El Barcelona no se la jugó ayer, cuando concedió oficialidad al cambio en el banquillo, sino hace cuatro primaveras. En la transición de Rijkaard a Guardiola sí estuvo en cuestión el modelo de club, una forma de entender el fútbol que lo hace diferente a la mayoría. La directiva presidida por Joan Laporta pudo caer en la tentación de contentar a los que pedían un «entrenador sargento», para meter en cintura a una plantilla que se había desbocado por la falta de compromiso de sus estrellas de entonces (Ronaldinho, Deco, Eto'o) y la complacencia generalizada. Laporta pudo ofrecer un nombre y calmar durante un tiempo a una afición que reclamaba mano dura y títulos, como si hubiera entrenadores que ganan siempre.

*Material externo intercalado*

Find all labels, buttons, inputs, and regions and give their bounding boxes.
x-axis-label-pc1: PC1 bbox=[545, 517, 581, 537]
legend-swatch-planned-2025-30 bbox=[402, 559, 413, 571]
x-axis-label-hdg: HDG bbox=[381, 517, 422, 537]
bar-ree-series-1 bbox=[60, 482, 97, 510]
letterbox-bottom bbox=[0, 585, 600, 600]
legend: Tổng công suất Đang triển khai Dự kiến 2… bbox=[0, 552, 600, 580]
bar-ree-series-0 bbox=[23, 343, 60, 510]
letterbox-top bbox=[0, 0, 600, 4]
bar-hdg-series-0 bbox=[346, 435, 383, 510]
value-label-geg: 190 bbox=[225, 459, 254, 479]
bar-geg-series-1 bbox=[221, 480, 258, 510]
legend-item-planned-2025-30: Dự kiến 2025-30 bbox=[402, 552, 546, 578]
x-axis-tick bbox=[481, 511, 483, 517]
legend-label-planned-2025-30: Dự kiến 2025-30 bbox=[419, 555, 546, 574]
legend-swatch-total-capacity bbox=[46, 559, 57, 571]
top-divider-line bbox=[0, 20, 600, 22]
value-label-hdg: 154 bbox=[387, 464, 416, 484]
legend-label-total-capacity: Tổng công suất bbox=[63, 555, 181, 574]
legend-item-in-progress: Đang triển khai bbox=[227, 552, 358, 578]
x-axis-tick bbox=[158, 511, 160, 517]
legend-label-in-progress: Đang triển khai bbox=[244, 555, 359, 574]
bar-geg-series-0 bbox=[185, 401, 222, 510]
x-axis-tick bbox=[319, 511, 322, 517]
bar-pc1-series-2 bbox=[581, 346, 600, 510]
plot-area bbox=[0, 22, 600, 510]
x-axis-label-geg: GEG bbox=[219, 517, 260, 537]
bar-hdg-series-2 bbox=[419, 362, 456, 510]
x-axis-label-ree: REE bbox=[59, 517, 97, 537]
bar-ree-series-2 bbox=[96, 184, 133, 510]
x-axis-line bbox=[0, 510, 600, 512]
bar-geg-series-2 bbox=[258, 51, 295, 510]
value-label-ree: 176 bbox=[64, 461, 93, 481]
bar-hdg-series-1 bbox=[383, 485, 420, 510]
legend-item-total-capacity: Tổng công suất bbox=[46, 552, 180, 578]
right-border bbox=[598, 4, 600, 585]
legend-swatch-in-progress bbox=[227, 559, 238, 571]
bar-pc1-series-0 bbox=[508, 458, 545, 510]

Afortunadamente para el barcelonismo, y para el fútbol en general, Laporta respetó el modelo instaurado por Cruyff, que desde 1990 ha llevado el club desde la mediocridad y el victimismo a la cima del fútbol mundial. Y no lo digo por los títulos (once ligas, cuatro Copas de Europa, cuatro Copas del Rey, dos Copas Intercontinentales, cuatro Supercopas de Europa), sino por un estilo que tiene el balón y el ataque como referencias irrenunciables. Cruyff puso la semilla, Rijkaard lo retomó en un momento difícil y Guardiola lo ha llevado a la excelencia.

Sandro Rosell, que en su etapa de vicepresidente de Laporta quiso cargarse a Rijkaard para sustituirlo por un entrenador en otra onda, Scolari, ha aprendido la lección. Se ha dado cuenta de que pueden discutirse los nombres, pero no la idea. Y si se trataba de dar continuidad a la obra de Guardiola, nadie más indicado que Tito Vilanova. En realidad, el Barça cambia para seguir igual. Vilanova y Guardiola son lo mismo en lo esencial. Ven el fútbol con los mismos ojos, saben cómo trasladarlo a la plantilla y conocen la casa al dedillo. Sólo queda la duda de si Tito sabrá manejar todo lo que hay alrededor del fútbol. Si en un momento dado, cuando sus futbolistas más lo necesiten, será capaz de salir a la sala de prensa del Bernabeu y soltar: «Eh, José, aquí estoy, que soy Tito».

Guardiola había vivido tanto en el fútbol al más alto nivel que ya tenía callo cuando se sentó en el banquillo del Barcelona. Una experiencia que le ha permitido sobrevivir a las campañas de descrédito organizadas desde el poderoso aparato mediático madridista. Mientras todo el mundo se rendía al embrujo del Barça, un pequeño pero ruidoso reducto sólo encontraba peros y motivos para incordiar. A Guardiola lo han criticado por su forma de vestir, de pensar, de hablar e, incluso, de callar. Por eso hay que agradecerle, además de estos cuatro años de fútbol supremo, que no haya descendido al escenario barriobajero que le proponían algunos un día sí y otro también. Ése es en definitiva, en la hora del adiós, su título más importante.